神経まで達している場合は、神経の処置(根の治療)が必要になります。
赤ちゃんの歯について

赤ちゃんの歯が生える時期
6〜9ヶ月ごろから下の前歯が生え始めます。
歯が生えてくる場所や順番
乳歯
| 時期 | 場所 |
| 6ヶ月ごろ | 下の前歯が2本 |
| 10ヶ月ごろ | 上の前歯が2本 |
| 1歳ごろ | さらに上下2本ずつ |
| 1歳半ごろ | 最初の奥歯が4本 |
| 2歳ごろ | 乳犬歯が4本 |
| 2歳半ごろ | 奥歯が4本で20本の乳歯が生え切る |
永久歯
| 時期 | 場所 |
| 5歳半ごろ | 下の前歯2本、上の前歯2本 次にその横の歯2本(側切歯)と上の前歯2本が生え変わり、さらに新しい永久歯が生えてくる |
| 8歳ごろまで | 生え変わりが一段落する |
| 8〜10歳ごろ | 残りの歯が全部生え変わる |
| 10〜12歳ごろ | 全ての乳歯がなくなって永久歯に生え変わる |
歯が生えそろう時期
乳歯列で2歳半ごろ、永久歯列で12歳ごろですが、個人差も多く、一年ほどずれたりすることもあるので、心配であれば歯科医院で確認してもらいましょう。
歯が生えてこないケース
単純に歯が生えるのが遅いケースと、そもそも作られていないケース、表面の歯肉が固くなって出てこられないケースがあります。
上記の通り、個人差も大きいので心配であればレントゲン検査で歯が作られているかチェックしてもらいましょう。
また、歯が作られているのに乳歯が抜けてから永久歯が生えてこない場合に、表面の歯肉が硬くなってしまって出てこれなくなっているケースもあります。その場合は歯肉を開窓(歯肉を切る)し永久歯を生えるのを促す場合もあります。
赤ちゃんの歯磨きに
ついて

歯磨きを始める時期
歯が生え始めたら、いきなり歯ブラシをするのではなく、まずはお口周辺に触れることを慣れさせるためにガーゼ磨きから始めてもよいでしょう。磨いた後に、900ppmのフッ化物配合歯磨剤やジェルをお口の中に含ませたり歯に塗るのもむし歯に効果的です。

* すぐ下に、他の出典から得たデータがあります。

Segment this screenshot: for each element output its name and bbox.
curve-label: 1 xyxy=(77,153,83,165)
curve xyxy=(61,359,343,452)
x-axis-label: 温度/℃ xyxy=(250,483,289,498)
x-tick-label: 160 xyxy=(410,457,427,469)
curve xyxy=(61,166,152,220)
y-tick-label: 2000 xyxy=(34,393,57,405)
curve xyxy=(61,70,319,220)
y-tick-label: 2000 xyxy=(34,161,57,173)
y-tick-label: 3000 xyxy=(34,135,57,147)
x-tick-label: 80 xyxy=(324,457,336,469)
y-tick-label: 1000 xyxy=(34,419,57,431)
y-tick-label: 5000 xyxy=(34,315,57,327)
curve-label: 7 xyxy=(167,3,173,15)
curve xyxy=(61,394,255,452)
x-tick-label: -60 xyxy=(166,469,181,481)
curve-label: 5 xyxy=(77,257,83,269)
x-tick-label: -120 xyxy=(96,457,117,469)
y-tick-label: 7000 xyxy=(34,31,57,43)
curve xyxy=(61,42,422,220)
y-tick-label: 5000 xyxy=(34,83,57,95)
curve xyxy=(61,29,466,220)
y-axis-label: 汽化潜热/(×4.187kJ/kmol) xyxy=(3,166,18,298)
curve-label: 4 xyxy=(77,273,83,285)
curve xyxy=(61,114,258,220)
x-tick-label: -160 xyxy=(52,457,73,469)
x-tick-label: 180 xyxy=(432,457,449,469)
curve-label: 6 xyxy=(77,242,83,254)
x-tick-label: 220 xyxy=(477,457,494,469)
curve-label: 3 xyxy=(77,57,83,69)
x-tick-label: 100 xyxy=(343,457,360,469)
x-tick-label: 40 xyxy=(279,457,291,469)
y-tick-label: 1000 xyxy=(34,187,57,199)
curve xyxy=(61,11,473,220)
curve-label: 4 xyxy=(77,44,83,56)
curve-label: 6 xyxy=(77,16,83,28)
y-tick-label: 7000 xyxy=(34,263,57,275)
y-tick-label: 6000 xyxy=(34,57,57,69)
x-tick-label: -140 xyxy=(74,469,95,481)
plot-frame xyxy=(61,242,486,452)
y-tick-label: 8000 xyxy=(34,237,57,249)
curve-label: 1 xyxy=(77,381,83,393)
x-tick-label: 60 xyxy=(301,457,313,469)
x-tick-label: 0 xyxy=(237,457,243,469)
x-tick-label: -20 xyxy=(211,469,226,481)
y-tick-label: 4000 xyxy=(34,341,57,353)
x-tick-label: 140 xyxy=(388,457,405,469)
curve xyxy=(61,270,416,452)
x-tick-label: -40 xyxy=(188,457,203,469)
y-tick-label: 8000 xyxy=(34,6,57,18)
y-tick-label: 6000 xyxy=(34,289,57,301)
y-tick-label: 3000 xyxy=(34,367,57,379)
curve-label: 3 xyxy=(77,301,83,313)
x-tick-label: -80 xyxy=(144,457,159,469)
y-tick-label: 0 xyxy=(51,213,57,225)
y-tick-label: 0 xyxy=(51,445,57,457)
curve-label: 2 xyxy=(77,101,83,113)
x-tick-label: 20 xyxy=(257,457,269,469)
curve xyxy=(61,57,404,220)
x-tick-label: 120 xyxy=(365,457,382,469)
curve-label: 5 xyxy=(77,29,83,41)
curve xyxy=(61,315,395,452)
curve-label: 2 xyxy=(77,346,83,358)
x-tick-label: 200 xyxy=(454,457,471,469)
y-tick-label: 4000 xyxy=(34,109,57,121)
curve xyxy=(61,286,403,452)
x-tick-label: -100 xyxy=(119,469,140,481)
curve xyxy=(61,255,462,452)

上下4本ずつ生えた一歳ごろから、子供用の歯ブラシで歯磨きを始めましょう。磨く時はお子さんを寝かせて、上から磨くようにしましょう。
オススメの歯ブラシ
やわらかめの子ども用の歯ブラシで磨きましょう。毛はフラットなタイプがよいでしょう。
お子さんが自分で磨くようになったら、本人が磨く用の歯ブラシと親御さんが仕上げ磨きで使う歯ブラシは分けたほうがよいでしょう。
歯磨きを嫌がらせないコツ
発達の観点から、3歳ごろから上手に仕上げ磨きをさせてくれるようになってくることがわかっています。そのため、それまでは綺麗に磨けるようにすることも大切ですが、楽しいスキンシップの時間になるように、またフッ化物をしっかり応用していくことが大切です。
また、歯磨きをする前にお子さんが寝てしまって磨けない場合、歯ブラシにフッ化物配合歯磨剤やジェルをお口の中にいれて、お口の中にフッ化物が残るようにするとよいでしょう。